You are at a crossroads with five roads leading away from it, and you don’t know which direction to go. You would like to choose randomly, with equal probability for each road. If your only way of making random choices is to flip a *fair* coin (one that could come up heads or tails with equal probability), you could assign one of the roads to each of the sequences HHH, HHT, HTH, HTT, and THH. Those outcomes are all equally likely, so you know that if you flip three times and choose the corresponding option, each one of them will have an equal chance. The problem is that there are three outcomes that are not assigned to any road, so if one of those three comes up you will have to try again. Therefore, it could take you arbitrarily long to make your decision, if you are unlucky and keep getting one of the unassigned outcomes.

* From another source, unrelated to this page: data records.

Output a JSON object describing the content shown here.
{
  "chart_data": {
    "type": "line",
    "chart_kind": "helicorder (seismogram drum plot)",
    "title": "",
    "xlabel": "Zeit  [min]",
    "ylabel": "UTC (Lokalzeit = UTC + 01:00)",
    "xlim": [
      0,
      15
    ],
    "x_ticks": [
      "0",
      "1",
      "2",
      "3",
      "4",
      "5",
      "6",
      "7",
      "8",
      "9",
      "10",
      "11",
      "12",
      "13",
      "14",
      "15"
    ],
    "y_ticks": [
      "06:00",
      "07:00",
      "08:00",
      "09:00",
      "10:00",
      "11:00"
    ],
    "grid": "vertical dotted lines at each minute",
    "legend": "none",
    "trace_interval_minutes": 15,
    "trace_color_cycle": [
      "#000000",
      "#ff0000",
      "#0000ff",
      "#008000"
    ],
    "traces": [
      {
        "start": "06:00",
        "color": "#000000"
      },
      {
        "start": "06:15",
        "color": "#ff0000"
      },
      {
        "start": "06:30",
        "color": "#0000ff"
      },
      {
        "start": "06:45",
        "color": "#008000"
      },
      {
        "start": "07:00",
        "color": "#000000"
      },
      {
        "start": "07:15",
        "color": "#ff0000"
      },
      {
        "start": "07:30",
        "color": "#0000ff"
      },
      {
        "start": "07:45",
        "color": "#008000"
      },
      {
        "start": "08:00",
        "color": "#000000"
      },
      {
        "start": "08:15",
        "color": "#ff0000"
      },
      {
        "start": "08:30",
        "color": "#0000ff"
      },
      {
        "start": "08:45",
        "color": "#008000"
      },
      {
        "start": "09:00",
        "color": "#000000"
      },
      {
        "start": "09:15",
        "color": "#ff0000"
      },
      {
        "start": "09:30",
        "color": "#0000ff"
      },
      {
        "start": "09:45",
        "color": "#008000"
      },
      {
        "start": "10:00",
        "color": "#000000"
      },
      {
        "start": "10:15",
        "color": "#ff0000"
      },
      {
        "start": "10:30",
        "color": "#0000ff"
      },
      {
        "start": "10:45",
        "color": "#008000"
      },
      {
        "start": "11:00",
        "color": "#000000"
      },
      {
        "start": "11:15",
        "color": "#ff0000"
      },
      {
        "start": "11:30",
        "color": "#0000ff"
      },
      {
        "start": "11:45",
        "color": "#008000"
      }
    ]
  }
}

You don’t have all day to stand around, so you’d like a better method. But it turns out that people have proved there is **no** process with a single fair coin that is guaranteed to finish in a finite amount of time and choose one of five options with equal probability.

- Suppose you could have a single
*unfair*coin that would come up heads with probability $p\ne 1\text{/}2$ (and tails with probability $1-p$). Is there a $p$ you can select and a procedure for using this unfair coin to choose one of the roads, each equally likely, that is guaranteed to complete in a finite number of flips? - If so, can you determine the smallest number $n$ of flips that could be used, and what probability $p$ you want the coin to have to be able to decide in $n$ flips?
- Now suppose you are allowed to have more than one coin, each one marked with the probability that it comes up heads. What’s the fewest flips you would need to choose your direction? How many coins do you need, and what’s a set of probabilities for the coins that lets you do it in that minimal number of flips? If your set contains $1\text{/}2$, that’s OK; but is there also a way to achieve that minimum with all unfair coins?